Las consecuencias de la rabieta montada por los independentistas catalanes están comenzando a coger un color negruzco, la actividad empresarial tiende a seguir su cauce y en una empresa lo que menos quieren es escuchar tonterías y tener instalada una inestabilidad innecesaria. Por ello, ya son muchos transatlánticos de los negocios los que están abandonando su sede social de Cataluña para moverse a las aguas tranquilas de la todavía unificada España.

Y es, cuanto menos curioso algunas de las cifras que he podido escuchar de la boca de Ana del Valle, la directora de registradores mercantiles de España, la cual ha dicho una serie de datos que a más de un catalán le ha hecho levantarse del asiento para protestar, ahora sí, con motivos de peso sobre la fuga de empresas que se está dando en el noreste del Ebro.

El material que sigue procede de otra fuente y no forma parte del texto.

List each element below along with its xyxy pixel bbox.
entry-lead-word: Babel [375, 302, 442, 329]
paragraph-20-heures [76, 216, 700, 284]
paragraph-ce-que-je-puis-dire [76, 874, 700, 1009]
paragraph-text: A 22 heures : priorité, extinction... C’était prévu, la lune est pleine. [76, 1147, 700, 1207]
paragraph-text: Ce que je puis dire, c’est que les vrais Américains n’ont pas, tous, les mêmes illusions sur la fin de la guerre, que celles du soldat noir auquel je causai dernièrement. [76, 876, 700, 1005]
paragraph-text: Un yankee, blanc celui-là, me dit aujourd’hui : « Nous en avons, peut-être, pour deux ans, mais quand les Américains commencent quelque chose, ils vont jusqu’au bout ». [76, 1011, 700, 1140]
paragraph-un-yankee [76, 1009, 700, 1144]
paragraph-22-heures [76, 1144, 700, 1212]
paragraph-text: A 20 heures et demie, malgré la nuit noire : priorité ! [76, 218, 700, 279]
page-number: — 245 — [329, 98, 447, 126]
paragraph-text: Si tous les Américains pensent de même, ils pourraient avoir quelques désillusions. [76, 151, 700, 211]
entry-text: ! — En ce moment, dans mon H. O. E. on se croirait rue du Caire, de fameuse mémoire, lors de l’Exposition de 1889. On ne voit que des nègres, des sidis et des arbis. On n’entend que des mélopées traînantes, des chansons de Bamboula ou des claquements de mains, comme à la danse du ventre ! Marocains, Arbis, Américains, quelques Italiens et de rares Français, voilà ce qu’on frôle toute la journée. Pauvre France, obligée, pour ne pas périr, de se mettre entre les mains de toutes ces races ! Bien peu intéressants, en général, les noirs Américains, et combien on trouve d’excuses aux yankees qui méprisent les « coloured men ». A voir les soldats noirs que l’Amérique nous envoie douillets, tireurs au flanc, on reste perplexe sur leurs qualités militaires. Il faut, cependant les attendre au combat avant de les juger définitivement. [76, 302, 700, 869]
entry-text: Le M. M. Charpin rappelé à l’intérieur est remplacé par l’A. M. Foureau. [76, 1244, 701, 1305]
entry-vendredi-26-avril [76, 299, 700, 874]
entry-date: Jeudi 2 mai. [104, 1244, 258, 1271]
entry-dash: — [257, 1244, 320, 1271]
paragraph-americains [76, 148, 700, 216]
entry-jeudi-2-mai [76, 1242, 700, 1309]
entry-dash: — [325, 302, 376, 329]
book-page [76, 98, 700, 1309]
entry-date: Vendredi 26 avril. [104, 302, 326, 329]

Desde el día dos de octubre unas 690 empresas han abandonado su sede social en Cataluña en búsqueda de aires de normalidad en otros puntos de España, buscando protección jurídica y sobretodo estar en una zona donde se respete la ley. El día negro como dice la propia Ana, fue el 9 de octubre cuando un total de 212 empresas se fueron por la puerta de atrás, como aquel que se va de su casa con lo justo, cuando su casa es un tormento. El día 10 de octubre, otras 175 compañías dijeron bye bye a la Generalidad. En prácticamente nueve días, se han trasladado las mismas empresas de la región catalana al resto de España lo que en todo un año, dejando así un panorama desolador en el circo que montado Puigdemont and Company.

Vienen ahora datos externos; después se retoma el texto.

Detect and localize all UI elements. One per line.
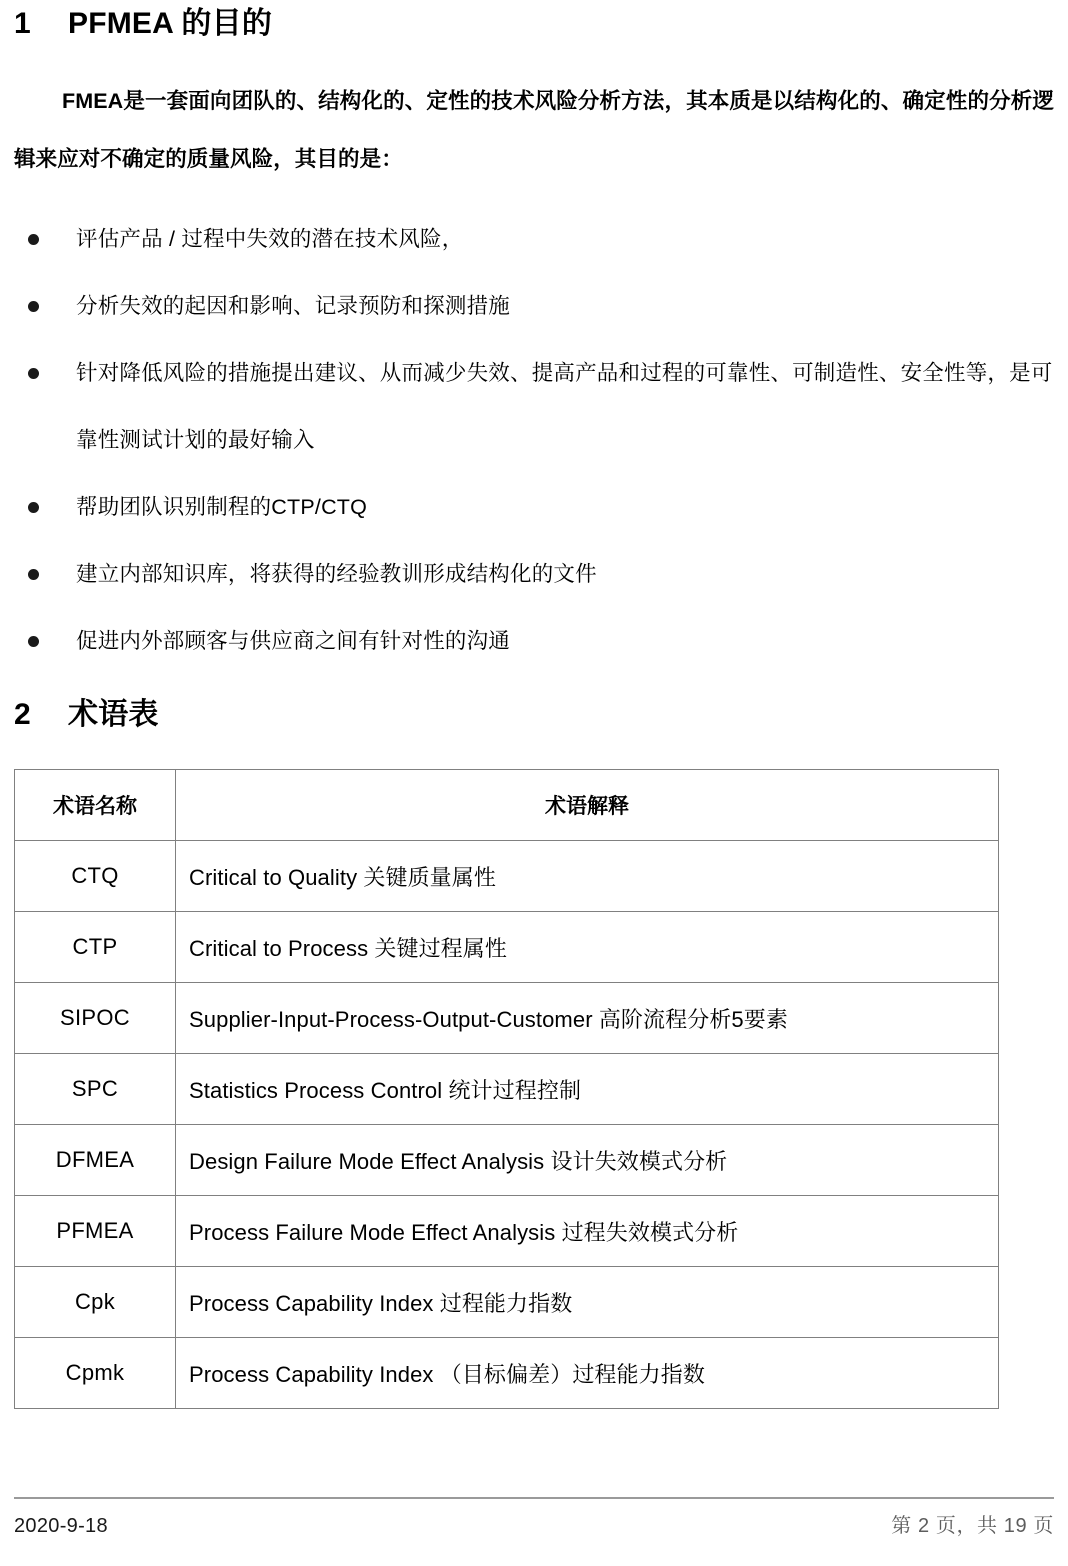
table-row	[15, 1338, 999, 1409]
table-row	[15, 1196, 999, 1267]
bullet-dot-icon	[28, 636, 39, 647]
section-2-title: 术语表	[68, 698, 159, 731]
list-item-label: 针对降低风险的措施提出建议、从而减少失效、提高产品和过程的可靠性、可制造性、安全性等，是可靠性测试计划的最好输入	[76, 361, 1053, 452]
cell-definition: Process Failure Mode Effect Analysis 过程失效模式分析	[176, 1196, 999, 1267]
bullet-dot-icon	[28, 368, 39, 379]
list-item	[14, 608, 1054, 675]
list-item-label: 促进内外部顾客与供应商之间有针对性的沟通	[76, 629, 511, 653]
table-row	[15, 841, 999, 912]
cell-definition: Critical to Quality 关键质量属性	[176, 841, 999, 912]
section-1-number: 1	[14, 7, 31, 40]
bullet-dot-icon	[28, 234, 39, 245]
cell-term: SIPOC	[15, 983, 176, 1054]
footer-date: 2020-9-18	[14, 1515, 108, 1537]
table-row	[15, 912, 999, 983]
cell-term: CTP	[15, 912, 176, 983]
list-item-label: 评估产品 / 过程中失效的潜在技术风险，	[76, 227, 464, 251]
purpose-bullet-list	[14, 188, 1054, 675]
section-2-number: 2	[14, 698, 31, 731]
section-1-title: PFMEA 的目的	[68, 7, 273, 40]
list-item	[14, 541, 1054, 608]
glossary-table	[14, 769, 999, 1409]
cell-definition: Process Capability Index 过程能力指数	[176, 1267, 999, 1338]
list-item	[14, 206, 1054, 273]
bullet-dot-icon	[28, 502, 39, 513]
bullet-dot-icon	[28, 569, 39, 580]
cell-term: Cpk	[15, 1267, 176, 1338]
list-item	[14, 340, 1054, 474]
cell-term: SPC	[15, 1054, 176, 1125]
column-header-definition: 术语解释	[176, 770, 999, 841]
footer-page-number: 第 2 页，共 19 页	[891, 1515, 1054, 1537]
cell-term: CTQ	[15, 841, 176, 912]
section-heading-1	[14, 0, 1054, 42]
cell-term: DFMEA	[15, 1125, 176, 1196]
list-item-label: 分析失效的起因和影响、记录预防和探测措施	[76, 294, 511, 318]
cell-term: PFMEA	[15, 1196, 176, 1267]
column-header-term: 术语名称	[15, 770, 176, 841]
section-2-block	[14, 675, 1054, 1409]
cell-definition: Design Failure Mode Effect Analysis 设计失效模式分析	[176, 1125, 999, 1196]
table-row	[15, 1054, 999, 1125]
cell-definition: Process Capability Index （目标偏差）过程能力指数	[176, 1338, 999, 1409]
list-item-label: 帮助团队识别制程的CTP/CTQ	[76, 495, 368, 519]
table-row	[15, 983, 999, 1054]
cell-definition: Statistics Process Control 统计过程控制	[176, 1054, 999, 1125]
table-row	[15, 1125, 999, 1196]
cell-definition: Critical to Process 关键过程属性	[176, 912, 999, 983]
list-item-label: 建立内部知识库，将获得的经验教训形成结构化的文件	[76, 562, 597, 586]
cell-definition: Supplier-Input-Process-Output-Customer 高阶流程分析5要素	[176, 983, 999, 1054]
page-footer	[14, 1497, 1054, 1538]
list-item	[14, 273, 1054, 340]
section-heading-2	[14, 697, 1054, 733]
table-header-row	[15, 770, 999, 841]
intro-paragraph	[14, 42, 1054, 188]
bullet-dot-icon	[28, 301, 39, 312]
list-item	[14, 474, 1054, 541]
cell-term: Cpmk	[15, 1338, 176, 1409]
intro-paragraph-text: FMEA是一套面向团队的、结构化的、定性的技术风险分析方法，其本质是以结构化的、确定性的分析逻辑来应对不确定的质量风险，其目的是：	[14, 89, 1054, 171]
table-row	[15, 1267, 999, 1338]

Estos números son un ejemplo más del panorama tan terrorífico que han conseguido los intelectuales y sociólogos que han hecho este intento de golpe de estado por lo civil. Pero claro, a estos personajes de la CUP con pelo rasta y olor a sobaco, me parece a mí que en pocas empresas de las que se han largado los vería trabajando, si es que alguna vez han doblado el lomo…

Las consecuencias seguirán yendo a más, el tiempo seguirá pasando y el aparato del gobierno deberá actuar tarde o temprano. Demasiadas oportunidades ha tenido ya la generalidad de que este embrollo acabe por las buenas, y poca paciencia imagino que quedará por parte del gobierno de Rajoy para comenzar a actuar de manera firme y persecutoria.

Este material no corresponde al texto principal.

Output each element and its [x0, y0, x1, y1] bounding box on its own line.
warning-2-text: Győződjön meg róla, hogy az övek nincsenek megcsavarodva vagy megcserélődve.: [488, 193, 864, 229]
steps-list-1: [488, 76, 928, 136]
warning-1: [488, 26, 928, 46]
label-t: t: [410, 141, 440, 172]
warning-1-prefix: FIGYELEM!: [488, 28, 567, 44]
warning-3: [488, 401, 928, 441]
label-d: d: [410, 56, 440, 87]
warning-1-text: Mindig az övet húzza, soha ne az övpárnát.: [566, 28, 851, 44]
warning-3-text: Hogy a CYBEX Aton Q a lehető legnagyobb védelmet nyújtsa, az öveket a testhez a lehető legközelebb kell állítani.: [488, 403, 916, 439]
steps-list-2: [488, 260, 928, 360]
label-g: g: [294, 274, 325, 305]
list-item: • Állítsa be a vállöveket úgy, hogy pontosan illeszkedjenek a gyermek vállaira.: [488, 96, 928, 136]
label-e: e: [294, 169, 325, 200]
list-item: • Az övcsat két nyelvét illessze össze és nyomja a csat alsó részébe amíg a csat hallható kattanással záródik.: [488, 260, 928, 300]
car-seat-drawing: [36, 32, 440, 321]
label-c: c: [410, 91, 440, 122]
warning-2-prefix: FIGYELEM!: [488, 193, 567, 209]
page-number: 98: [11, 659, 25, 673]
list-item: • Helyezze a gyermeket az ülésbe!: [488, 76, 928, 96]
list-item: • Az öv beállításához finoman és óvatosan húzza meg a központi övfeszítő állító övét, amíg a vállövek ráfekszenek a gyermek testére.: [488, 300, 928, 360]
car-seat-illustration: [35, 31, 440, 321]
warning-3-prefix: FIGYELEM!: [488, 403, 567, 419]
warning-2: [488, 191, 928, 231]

El día negro se comió a gran parte del tejido empresarial de Cataluña, fue el día en el que una mandad de empresarios decidieron darle un puntapié a la feria que estaban montando las lúcidas mentes de Puigdemont o Junqueras, ese día estas empresas se hartaron de despropósitos que han llevado a la tiranía, hipocresía e ilegalidad esos “valors” que han ejemplificado la utopía del independentismo.